NotAllowedError: The request is not allowed by the user agent or the platform in the current context, possibly because the user denied permission.
Using that error as a place to start from, I began Googling to see if others had run into the issue and what their fixes might have been. The “fixes” were all over the place. Some of the possible fixes included:
- Load the audio in one user interaction, then play it with a second interaction.
- Change the audio to be an ArrayBuffer.
- Set the autoplayandmutedattributes on the audio element to true, then pause and play the audio you want.
- Play silent audio that is Base64 encoded on initial user interaction (like scrolling), then when the play button is tapped, replace the source with the correct audio
- Add the playsinlineattribute to the audio element
- And much more…
I tried all of those with the exception of the ArrayBuffer and none of them totally solved my problem. The closest I was able to come was setting a new event listener on the window like this:
window.addEventListener('touchstart', (e) => {    const correctElementsToTarget = e.target.closest('.parent-class') || e.target.closest('.other-parent-class');    if (!correctElementsToTarget) return;
    audio.muted = true;    audio.play().then(() => audio.pause());    audio.muted = false;
    // ...});This very hacky fix would activate when the user touched the screen in the general area of the audio player, but do so silently so it was ready when the actual play
button was pressed. This was not great and I knew it. It was a temporary bandaid. So, I continued to look at the problem, trying different things, but I would
always get that NotAllowedError which made no sense since the audio api wasn’t being called until the touchstart event was fired. That was surely a user interaction
and should qualify as such… right?
NOPE.
After trying all these other methods, I started to look at the actual event that was being triggered. So, I refined my Googling to include user interaction and touchstart.

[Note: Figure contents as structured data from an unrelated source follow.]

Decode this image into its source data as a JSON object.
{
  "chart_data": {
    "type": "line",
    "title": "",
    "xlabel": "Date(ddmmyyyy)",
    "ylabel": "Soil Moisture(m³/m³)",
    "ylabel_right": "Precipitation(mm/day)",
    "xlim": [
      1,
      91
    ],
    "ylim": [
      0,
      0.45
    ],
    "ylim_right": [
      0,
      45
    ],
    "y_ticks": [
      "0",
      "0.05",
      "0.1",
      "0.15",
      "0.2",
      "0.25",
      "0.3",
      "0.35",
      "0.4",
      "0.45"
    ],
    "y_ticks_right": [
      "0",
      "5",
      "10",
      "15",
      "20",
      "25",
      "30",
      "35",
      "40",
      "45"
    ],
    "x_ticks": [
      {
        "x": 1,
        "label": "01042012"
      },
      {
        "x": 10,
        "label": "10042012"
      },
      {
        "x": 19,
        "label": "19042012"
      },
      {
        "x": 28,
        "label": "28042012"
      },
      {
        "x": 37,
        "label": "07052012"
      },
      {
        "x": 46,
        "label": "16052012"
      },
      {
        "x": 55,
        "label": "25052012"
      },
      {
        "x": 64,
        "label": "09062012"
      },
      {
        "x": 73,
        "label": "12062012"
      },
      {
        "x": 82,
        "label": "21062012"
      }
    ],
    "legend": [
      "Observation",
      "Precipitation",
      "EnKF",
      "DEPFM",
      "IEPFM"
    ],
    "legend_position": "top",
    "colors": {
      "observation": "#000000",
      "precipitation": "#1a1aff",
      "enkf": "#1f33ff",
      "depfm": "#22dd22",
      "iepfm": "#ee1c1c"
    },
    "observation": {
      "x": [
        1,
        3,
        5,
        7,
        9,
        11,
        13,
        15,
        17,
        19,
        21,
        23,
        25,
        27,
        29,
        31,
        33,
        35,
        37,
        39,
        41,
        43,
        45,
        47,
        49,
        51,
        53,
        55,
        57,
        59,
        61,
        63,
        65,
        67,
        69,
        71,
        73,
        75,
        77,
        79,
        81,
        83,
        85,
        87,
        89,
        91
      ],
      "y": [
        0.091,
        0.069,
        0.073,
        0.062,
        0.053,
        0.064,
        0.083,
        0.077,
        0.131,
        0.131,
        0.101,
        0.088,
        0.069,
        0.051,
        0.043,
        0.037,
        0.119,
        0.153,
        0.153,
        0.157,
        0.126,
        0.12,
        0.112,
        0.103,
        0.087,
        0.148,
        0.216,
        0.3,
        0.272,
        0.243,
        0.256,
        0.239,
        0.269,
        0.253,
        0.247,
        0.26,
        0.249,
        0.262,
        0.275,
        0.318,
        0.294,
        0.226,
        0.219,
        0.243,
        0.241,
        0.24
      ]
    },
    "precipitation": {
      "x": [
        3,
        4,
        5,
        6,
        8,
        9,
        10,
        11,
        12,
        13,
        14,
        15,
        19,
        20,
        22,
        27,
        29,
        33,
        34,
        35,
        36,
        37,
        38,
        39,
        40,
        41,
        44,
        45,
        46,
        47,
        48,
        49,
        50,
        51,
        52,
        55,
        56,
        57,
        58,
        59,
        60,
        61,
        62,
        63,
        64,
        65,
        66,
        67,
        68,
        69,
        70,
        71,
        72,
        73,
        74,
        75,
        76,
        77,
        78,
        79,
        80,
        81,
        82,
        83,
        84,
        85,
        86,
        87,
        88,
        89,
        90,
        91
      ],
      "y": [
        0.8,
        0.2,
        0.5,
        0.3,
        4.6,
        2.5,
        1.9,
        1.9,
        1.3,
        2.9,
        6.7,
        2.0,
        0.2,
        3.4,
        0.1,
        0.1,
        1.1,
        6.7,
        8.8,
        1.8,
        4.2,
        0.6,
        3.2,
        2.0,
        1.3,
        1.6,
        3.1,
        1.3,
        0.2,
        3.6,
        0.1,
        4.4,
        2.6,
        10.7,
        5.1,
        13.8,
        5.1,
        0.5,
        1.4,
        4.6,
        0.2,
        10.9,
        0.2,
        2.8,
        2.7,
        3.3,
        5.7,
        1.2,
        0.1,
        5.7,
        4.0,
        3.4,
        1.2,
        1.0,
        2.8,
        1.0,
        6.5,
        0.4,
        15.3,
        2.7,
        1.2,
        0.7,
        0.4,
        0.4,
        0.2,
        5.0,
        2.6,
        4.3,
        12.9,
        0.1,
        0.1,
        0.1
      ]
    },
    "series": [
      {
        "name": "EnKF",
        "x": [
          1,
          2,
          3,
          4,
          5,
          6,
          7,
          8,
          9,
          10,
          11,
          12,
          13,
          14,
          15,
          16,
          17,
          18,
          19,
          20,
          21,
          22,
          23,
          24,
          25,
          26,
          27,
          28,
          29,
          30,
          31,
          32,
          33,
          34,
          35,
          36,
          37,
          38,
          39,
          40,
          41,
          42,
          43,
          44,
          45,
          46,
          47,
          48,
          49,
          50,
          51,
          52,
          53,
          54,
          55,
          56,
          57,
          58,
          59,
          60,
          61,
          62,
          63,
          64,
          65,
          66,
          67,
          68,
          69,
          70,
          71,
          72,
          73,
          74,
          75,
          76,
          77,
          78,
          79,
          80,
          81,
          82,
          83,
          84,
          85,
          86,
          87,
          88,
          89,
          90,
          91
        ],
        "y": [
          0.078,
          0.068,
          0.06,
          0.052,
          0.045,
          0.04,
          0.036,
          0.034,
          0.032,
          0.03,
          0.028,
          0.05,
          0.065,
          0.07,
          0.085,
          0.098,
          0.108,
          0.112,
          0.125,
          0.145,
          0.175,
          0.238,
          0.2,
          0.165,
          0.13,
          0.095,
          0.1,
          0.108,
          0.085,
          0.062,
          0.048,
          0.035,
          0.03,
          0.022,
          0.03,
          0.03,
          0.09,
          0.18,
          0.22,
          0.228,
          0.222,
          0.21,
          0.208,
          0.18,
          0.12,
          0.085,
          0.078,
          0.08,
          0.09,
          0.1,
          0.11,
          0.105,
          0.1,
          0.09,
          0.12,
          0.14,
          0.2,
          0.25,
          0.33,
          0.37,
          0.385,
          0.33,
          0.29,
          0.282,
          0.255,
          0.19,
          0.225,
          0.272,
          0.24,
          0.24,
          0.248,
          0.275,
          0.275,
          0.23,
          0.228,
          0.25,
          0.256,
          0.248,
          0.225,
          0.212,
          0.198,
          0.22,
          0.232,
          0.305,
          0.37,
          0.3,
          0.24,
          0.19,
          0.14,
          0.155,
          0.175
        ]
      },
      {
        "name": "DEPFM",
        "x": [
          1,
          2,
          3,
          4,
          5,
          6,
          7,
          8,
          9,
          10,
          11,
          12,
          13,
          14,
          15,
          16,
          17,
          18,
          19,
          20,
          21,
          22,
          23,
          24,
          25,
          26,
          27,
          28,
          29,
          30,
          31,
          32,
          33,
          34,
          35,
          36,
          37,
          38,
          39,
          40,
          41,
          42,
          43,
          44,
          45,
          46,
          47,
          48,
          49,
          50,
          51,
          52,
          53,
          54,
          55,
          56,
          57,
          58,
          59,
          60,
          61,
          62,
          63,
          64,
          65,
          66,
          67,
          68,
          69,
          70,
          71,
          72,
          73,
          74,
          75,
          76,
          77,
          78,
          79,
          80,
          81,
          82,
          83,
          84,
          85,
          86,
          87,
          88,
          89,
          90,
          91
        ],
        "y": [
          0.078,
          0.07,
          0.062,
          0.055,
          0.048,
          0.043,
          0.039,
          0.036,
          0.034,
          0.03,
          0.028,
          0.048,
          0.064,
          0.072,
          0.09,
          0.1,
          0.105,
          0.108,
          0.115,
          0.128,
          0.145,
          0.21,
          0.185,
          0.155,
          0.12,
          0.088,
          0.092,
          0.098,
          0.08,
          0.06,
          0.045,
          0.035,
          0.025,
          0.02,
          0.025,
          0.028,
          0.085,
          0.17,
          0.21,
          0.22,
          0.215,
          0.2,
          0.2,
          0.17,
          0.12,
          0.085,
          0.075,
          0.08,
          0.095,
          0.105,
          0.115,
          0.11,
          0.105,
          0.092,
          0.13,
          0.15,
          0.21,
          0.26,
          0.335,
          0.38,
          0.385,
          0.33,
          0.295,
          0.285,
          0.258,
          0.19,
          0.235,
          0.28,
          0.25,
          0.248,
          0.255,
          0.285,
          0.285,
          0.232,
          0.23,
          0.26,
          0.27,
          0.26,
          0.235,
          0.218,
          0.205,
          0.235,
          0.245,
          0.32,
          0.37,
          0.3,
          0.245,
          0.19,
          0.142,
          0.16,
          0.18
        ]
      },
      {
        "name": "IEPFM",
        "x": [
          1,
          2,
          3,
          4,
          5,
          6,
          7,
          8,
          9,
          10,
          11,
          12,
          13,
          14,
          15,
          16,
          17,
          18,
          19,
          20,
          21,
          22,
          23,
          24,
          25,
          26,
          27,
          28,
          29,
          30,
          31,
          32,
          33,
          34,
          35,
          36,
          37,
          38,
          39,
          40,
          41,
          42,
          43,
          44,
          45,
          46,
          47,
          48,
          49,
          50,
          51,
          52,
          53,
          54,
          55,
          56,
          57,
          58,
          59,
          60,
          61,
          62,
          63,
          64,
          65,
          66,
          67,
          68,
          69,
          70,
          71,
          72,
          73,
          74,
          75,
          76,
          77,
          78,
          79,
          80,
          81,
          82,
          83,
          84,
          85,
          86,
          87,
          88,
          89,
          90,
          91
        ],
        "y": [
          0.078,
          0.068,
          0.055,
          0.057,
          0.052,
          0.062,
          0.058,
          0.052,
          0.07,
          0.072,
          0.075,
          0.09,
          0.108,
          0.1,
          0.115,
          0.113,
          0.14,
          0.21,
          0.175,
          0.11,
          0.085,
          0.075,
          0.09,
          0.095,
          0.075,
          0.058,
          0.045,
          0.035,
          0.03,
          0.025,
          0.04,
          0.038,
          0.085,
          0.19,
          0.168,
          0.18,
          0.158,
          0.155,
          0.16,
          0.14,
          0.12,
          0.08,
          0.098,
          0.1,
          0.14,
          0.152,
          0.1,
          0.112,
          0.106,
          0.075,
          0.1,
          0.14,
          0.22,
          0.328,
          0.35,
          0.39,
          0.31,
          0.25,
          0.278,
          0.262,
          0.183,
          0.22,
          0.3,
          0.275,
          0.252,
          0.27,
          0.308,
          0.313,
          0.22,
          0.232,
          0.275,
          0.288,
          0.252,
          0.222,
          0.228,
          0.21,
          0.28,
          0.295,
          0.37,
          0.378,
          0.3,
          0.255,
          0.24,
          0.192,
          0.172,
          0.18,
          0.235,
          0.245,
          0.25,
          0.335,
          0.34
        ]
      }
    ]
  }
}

Within a few minutes I came across this article: https://webkit.org/blog/13862/the-user-activation-api/. A little ways into it I came across this:
 
As you can see, touchstart isn’t considered a trusted user interaction. Only touchend. I was cautiously optimistic, but I wanted to double check, so I consulted the HTML
spec as well: https://html.spec.whatwg.org/#activation-triggering-input-event. Sure enough, the blog was right:
 
I went back to my code and replaced all the instances of touchstart with touchend, removed the hacky code, and pushed it to dev. I pulled out my phone and
et voilà! It was working. Tried it in Safari… worked. Chrome… worked. iPad.. worked in both browsers I tested with. I was bemused to say the least. But, that’s how
it often goes in programming. You search high and low for a solution. Nothing seems to work. No one seems to have any answers, then you find out it’s something so
simple - a semicolon out of place, a typo, or in this case, a user interaction event that wasn’t trusted. A bug that turned out to be a feature.
I hope this blog helps someone avoid the same headaches I had while trying to figure this one out.